Tutti diversi tra loro, questi racconti sono stati scritti tra il 1900 e il 1929. Presentano una narrazione fluida, ma un narratore ben diverso; la maggior parte viene narrata in terza persona. Lo stile non differisce molto da un racconto all’altro, sebbene gli autori siano diversi, ma sembra quasi che si omologhino per ritmo generale. Infatti, il modo in cui si svolge la storia e spesso simile, quasi assimilabile ad un’equazione matematica o allo schema proposto per la favola da Propp.

Non si tratta di racconti entusiasmanti, alcuni lasciano persino l’amaro in bocca, altri nonostante la loro brevità sono alquanto piacevoli.

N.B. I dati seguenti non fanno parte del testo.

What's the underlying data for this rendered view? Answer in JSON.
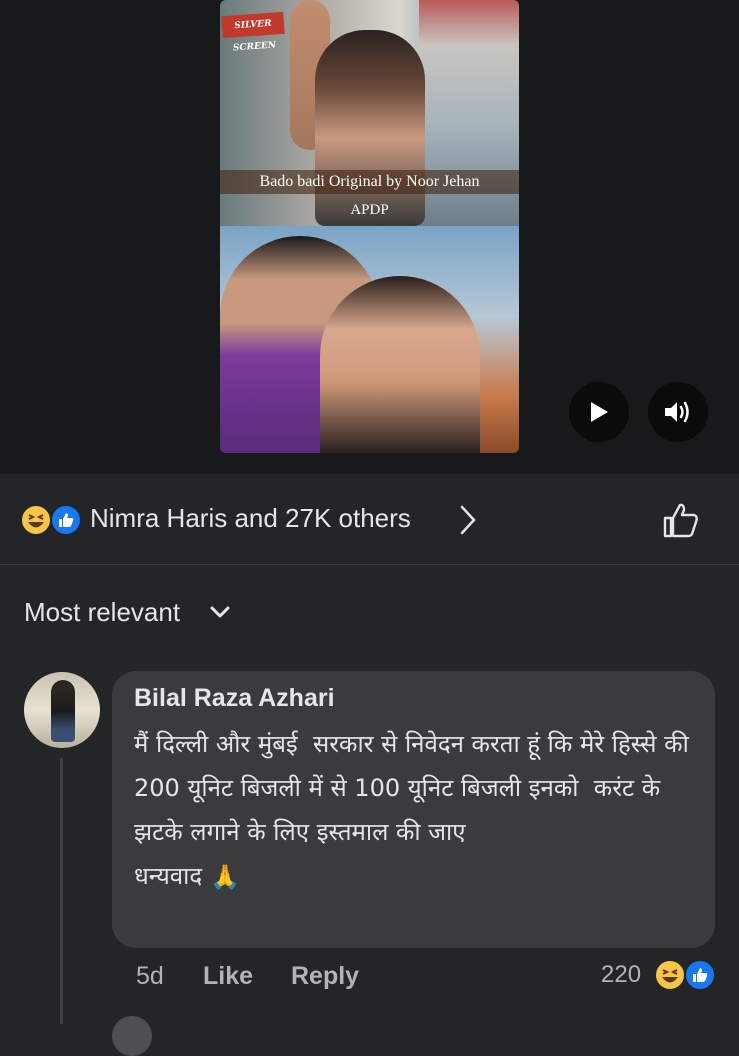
{
  "video": {
    "logo_text": "SILVER SCREEN",
    "overlay_title": "Bado badi Original by Noor Jehan",
    "overlay_sub": "APDP",
    "controls": {
      "play_icon": "play-icon",
      "volume_icon": "volume-icon"
    }
  },
  "reactions": {
    "icons": [
      "haha-icon",
      "like-icon"
    ],
    "summary": "Nimra Haris and 27K others"
  },
  "comments_sort": {
    "label": "Most relevant"
  },
  "comment": {
    "author": "Bilal Raza Azhari",
    "text": "मैं दिल्ली और मुंबई  सरकार से निवेदन करता हूं कि मेरे हिस्से की 200 यूनिट बिजली में से 100 यूनिट बिजली इनको  करंट के झटके लगाने के लिए इस्तमाल की जाए\nधन्यवाद",
    "emoji": "🙏",
    "time": "5d",
    "like_label": "Like",
    "reply_label": "Reply",
    "reaction_count": "220"
  },
  "colors": {
    "background": "#242526",
    "bubble": "#3a3b3c",
    "text": "#e4e6eb",
    "secondary_text": "#b0b3b8",
    "like_blue": "#1877f2",
    "haha_yellow": "#f7c548"
  }
}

Apprezzabile è il cerca di mantenere un filo conduttore: il mistero. Quest’ultimo è facilmente riconoscibile nei nove scritti, sebbene declinato in maniera differente.

In linea generale, Notturno si presenta come un volume di narrativa leggero e di passa tempo. Un libro che una volta concluso si ripone in libreria, senza particolari lodi o criticità.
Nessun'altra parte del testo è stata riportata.